So much of our work at HorseBack is about connection, in all its forms.
There is the connection with the horses, which you can see in the photograph. Horses are ultimately genuine and authentic; they pay no attention to inessentials. They don’t put labels on people, or judge someone by what clothes they wear or what car they drive. They see straight to the human heart. So, if you can give horses what they need, in the moment – kindness, empathy, honesty – they will give you everything in return.
You and the horse become a partnership; you have each other’s backs. The connection goes deep, way beyond any riding skill or technical accomplishment. It’s a reaching across the species barrier to something pure and true. It enables human beings to find their true self, their best self, and that is where healing begins.
Connection works in other ways too. We see a lot of veterans with severe mental health problems, and one of the classic symptoms of that is isolation. People with Post-Traumatic Stress or any kind of brain injury will often keep themselves away from friends and family, and ordinary social life becomes impossible. At HorseBack, they get to be part of a team again, connecting with other humans who have had the same experiences they have had. The idea of veterans helping veterans is partly a reciprocal thing, but it’s also important to us because they speak the same language. Nobody has to explain themselves. Everybody knows the drill.
And then there is the connection with place, which is not something we necessarily expected when we started our work.
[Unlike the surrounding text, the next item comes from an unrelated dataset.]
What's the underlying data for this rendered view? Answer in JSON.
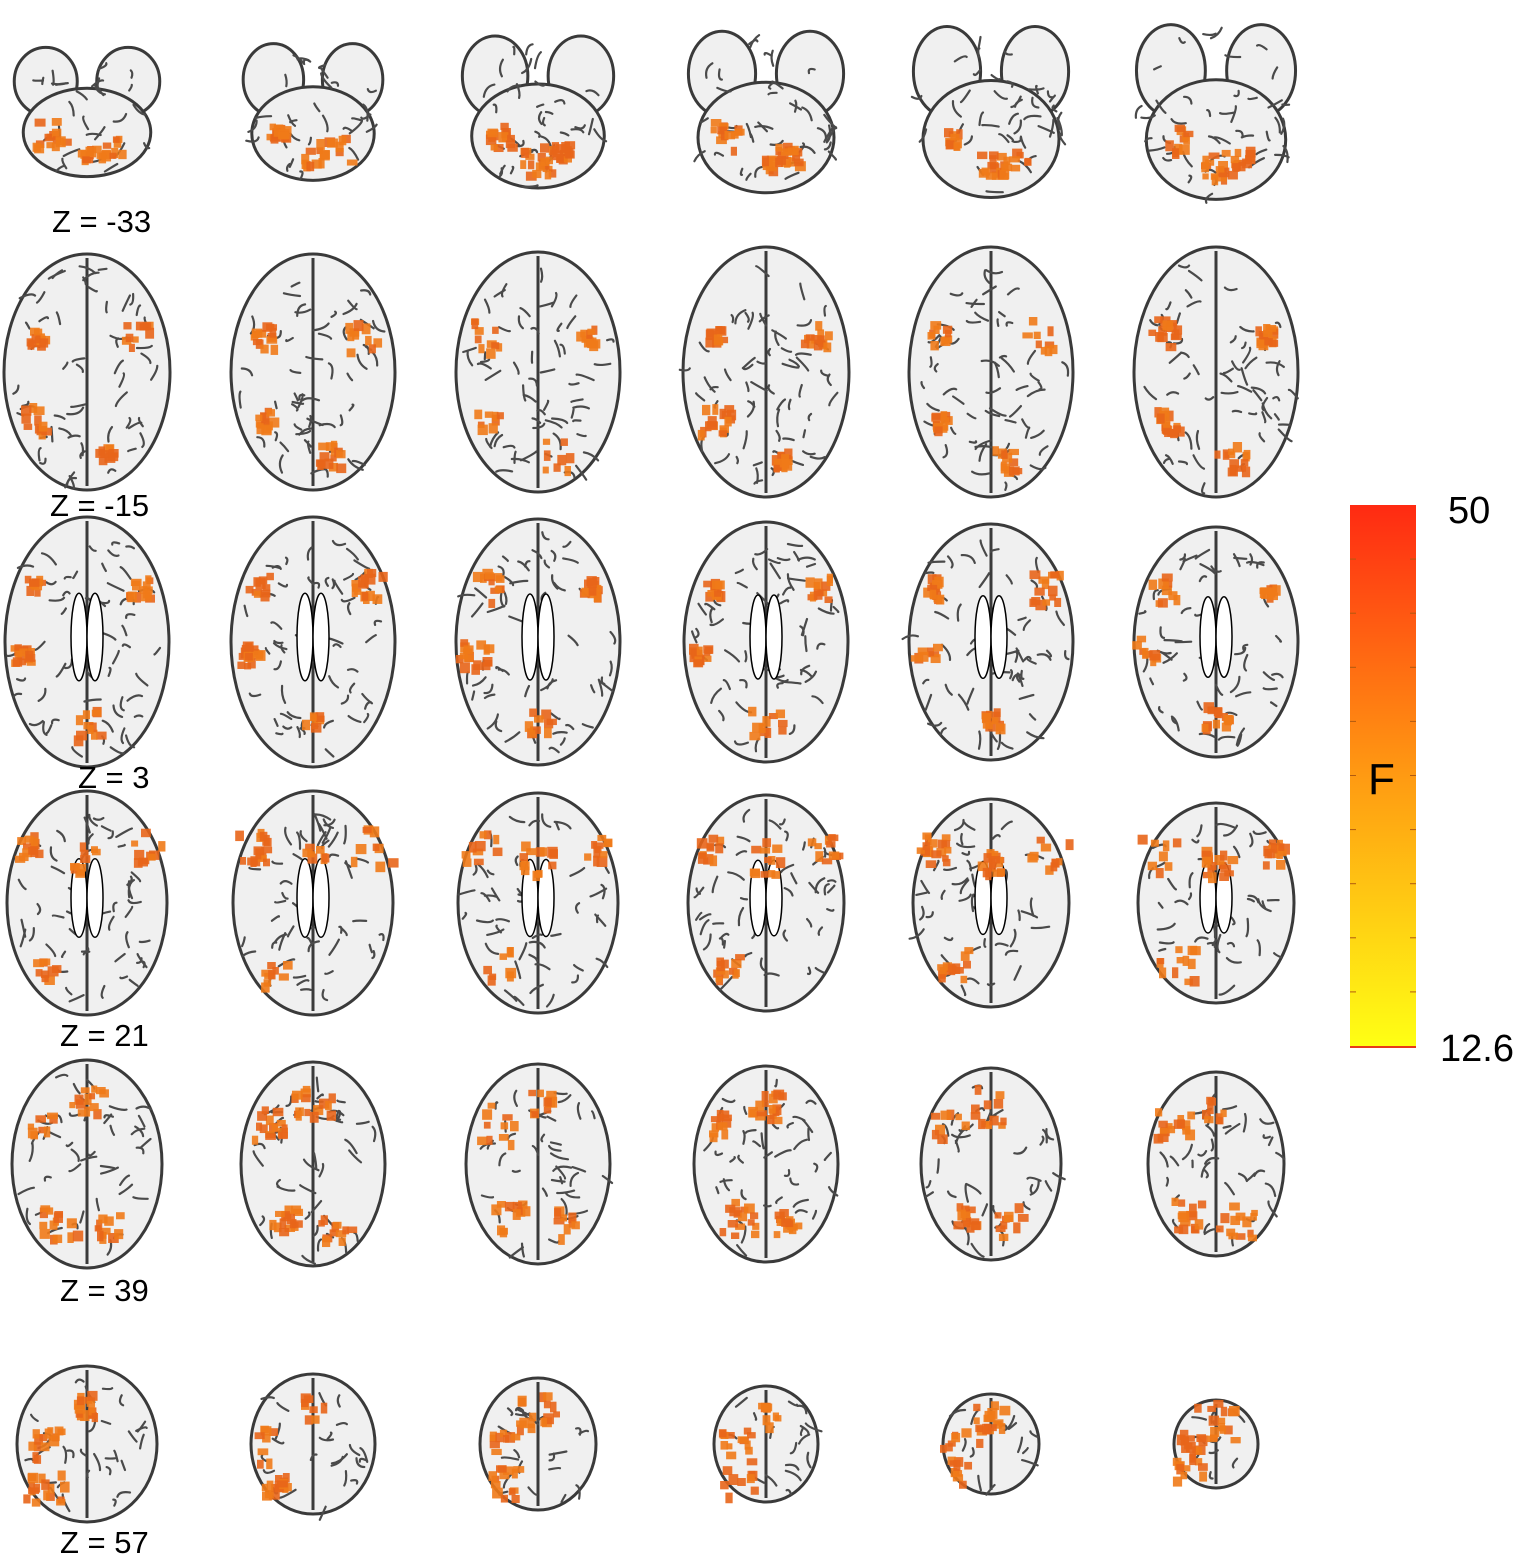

We’ve found that the sense of being in nature, connected to these beautiful Scottish hills, has a wonderful impact on all our course participants.
As we saw what connection could do for the veterans who came to HorseBack, with their life-changing injuries, we discovered that it could work for the disengaged young people who come on our Youth Participation Courses. Their sense of isolation is different in kind, but it is just as emotionally real. Some of them find meaningful communication hard, but they soon discover that they can talk to their horses. The horses understand all their stories, in a way that perhaps grown-ups can’t. And with the young people too, we emphasised the power of teamwork; the idea that a group working together can achieve things that the individual cannot. Nobody, at HorseBack, is on their own.